Je vous présente un rapport entre la Communauté européenne, ses Etats membres et l'Afrique du Sud, très vaste, sur le commerce, le développement et la coopération. Je serai très bref en faisant l'historique pour rappeler que c'est depuis la fin de l'apartheid, en 1994, les relations entre l'Europe et l'Afrique du Sud se sont structurées et considérablement développées. Avant cela, il s'agissait de relations au coup par coup, dans un contexte de boycott. Les choses ont commencé de changer dès la fin de l'apartheid. Il y a eu un premier accord cadre en 1999, qui est l'accord de base, sur le commerce, le développement et la coopération et les relations n'ont cessé depuis de s'améliorer entre toutes les parties. En 2007, un partenariat stratégique a été signé entre l'Union européenne et l'Afrique du Sud, et en 2009, un nouvel accord est venu modifier, compléter et enrichir celui de 1999, sur les sujets les plus divers.
Pour aller vite, je dirai que cet accord porte ses fruits, parfois de manière spectaculaire : les échanges ont crû de 50 % entre l'Afrique du Sud et l'UE depuis 1999. 95 % des exportations sud-africaines sont en libre accès, tout comme 86 % des exportations européennes. Dans le domaine de la sécurité, la coopération a été particulièrement fructueuse, pour des raisons politiques de fond : le régime de 1994 a rompu avec le programme nucléaire antérieur et a signé tous les traités de non-prolifération, en manifestation de sa bonne volonté. Cela a contribué à permettre des relations plus profondes en matière de sécurité avec l'ensemble des pays de l'UE. Il reste des progrès à faire dans le domaine de la santé, où la coopération est au demeurant assez développée. L'Afrique du Sud a perdu beaucoup de temps dans le traitement du VIH notamment, à cause en grande partie de l'attitude irresponsable de l'ancien président Thabo Mbeki, pour des raisons purement idéologiques, attitude qui avait d'ailleurs conduit Nelson Mandela à s'autoriser la seule intervention publique après son départ de la présidence. Il avait manifesté son désaccord pour essayer de faire bouger les choses. C'est le cas désormais, mais les chiffres restent encore très mauvais, même s'ils s'améliorent.

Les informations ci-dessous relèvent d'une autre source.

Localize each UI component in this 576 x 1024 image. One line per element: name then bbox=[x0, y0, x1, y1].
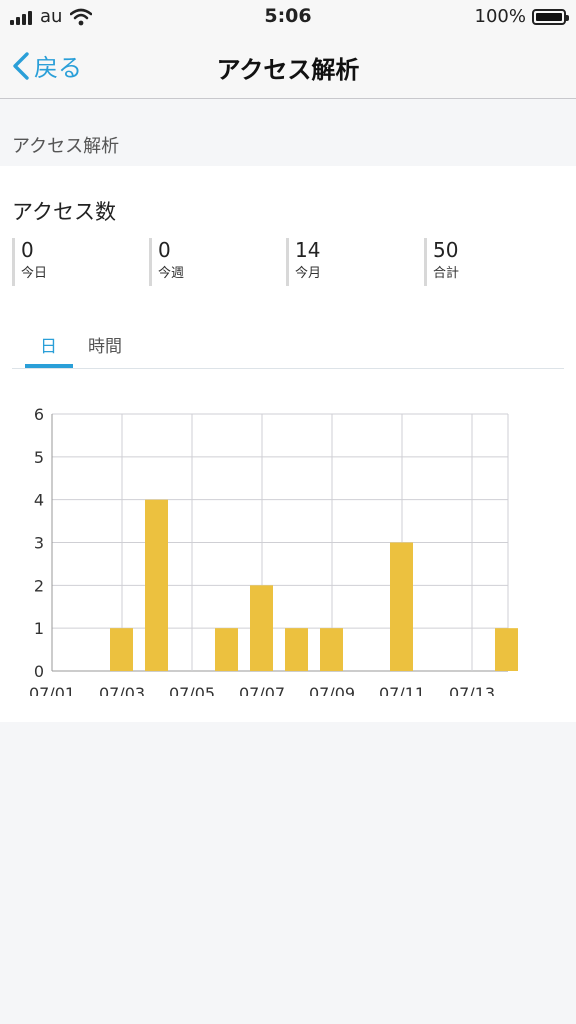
stat-total: 50 合計 bbox=[424, 238, 459, 286]
access-count-card: アクセス数 0 今日 0 今週 14 今月 50 合計 日 時間 0 1 2 3 4 5 6… bbox=[0, 166, 576, 722]
navigation-bar: 戻る アクセス解析 bbox=[0, 34, 576, 99]
stat-value: 14 bbox=[295, 238, 321, 262]
card-title: アクセス数 bbox=[12, 200, 116, 224]
x-tick-label: 07/13 bbox=[449, 684, 495, 696]
bar bbox=[110, 628, 133, 671]
stat-label: 今月 bbox=[295, 266, 322, 281]
bar bbox=[495, 628, 518, 671]
stat-value: 50 bbox=[433, 238, 459, 262]
stat-label: 今週 bbox=[158, 266, 185, 281]
bar bbox=[320, 628, 343, 671]
bar bbox=[250, 585, 273, 671]
y-tick-label: 6 bbox=[34, 405, 44, 424]
tab-day[interactable]: 日 bbox=[40, 332, 57, 357]
battery-icon bbox=[532, 8, 569, 25]
stat-this-week: 0 今週 bbox=[149, 238, 184, 286]
x-tick-label: 07/01 bbox=[29, 684, 75, 696]
status-bar: au 5:06 100% bbox=[0, 0, 576, 34]
battery-percent: 100% bbox=[474, 6, 526, 27]
x-tick-label: 07/11 bbox=[379, 684, 425, 696]
access-bar-chart: 0 1 2 3 4 5 6 07/01 07/03 07/05 07/07 07/09 07/11 07/… bbox=[29, 405, 518, 696]
x-tick-label: 07/03 bbox=[99, 684, 145, 696]
section-header: アクセス解析 bbox=[12, 136, 120, 157]
status-bar-right: 100% bbox=[474, 6, 569, 27]
y-tick-label: 5 bbox=[34, 448, 44, 467]
stat-value: 0 bbox=[21, 238, 34, 262]
bar bbox=[390, 542, 413, 671]
stat-label: 今日 bbox=[21, 266, 48, 281]
stat-this-month: 14 今月 bbox=[286, 238, 321, 286]
stat-today: 0 今日 bbox=[12, 238, 47, 286]
x-tick-label: 07/05 bbox=[169, 684, 215, 696]
y-tick-label: 3 bbox=[34, 534, 44, 553]
bar bbox=[145, 499, 168, 671]
page-title: アクセス解析 bbox=[216, 56, 360, 84]
y-tick-label: 0 bbox=[34, 662, 44, 681]
y-tick-label: 4 bbox=[34, 491, 44, 510]
y-tick-label: 2 bbox=[34, 576, 44, 595]
stat-value: 0 bbox=[158, 238, 171, 262]
bar bbox=[285, 628, 308, 671]
x-tick-label: 07/09 bbox=[309, 684, 355, 696]
stat-label: 合計 bbox=[433, 266, 460, 281]
tab-hour[interactable]: 時間 bbox=[88, 332, 122, 357]
x-tick-label: 07/07 bbox=[239, 684, 285, 696]
y-tick-label: 1 bbox=[34, 619, 44, 638]
bar bbox=[215, 628, 238, 671]
chart-tabs: 日 時間 bbox=[12, 326, 564, 369]
active-tab-indicator bbox=[25, 364, 73, 368]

Au plan bilatéral, les relations entre la France et l'Afrique du Sud sont bonnes. Au plan économique, Alstom a signé un énorme contrat de quelque 4 Mds€ pour 3 600 wagons de chemin de fer. Contrairement à ce que l'on peut lire dans la presse, la France n'est pas du tout hors-jeu dans le nucléaire : l'Afrique du Sud a d'énormes problèmes énergétiques, qui se traduisent par des délestages fréquents, ce qui pose problème pour son développement économique. De ce fait, les ambitions du programme nucléaire civil sont importantes. Les articles parus il y a quelques mois indiquant que la France était hors-course sont erronés et rien n'est encore perdu.
Suivant l'avis du rapporteur, la commission adopte sans modification le projet de loi (n° 1239)
La séance est levée à onze heures quinze.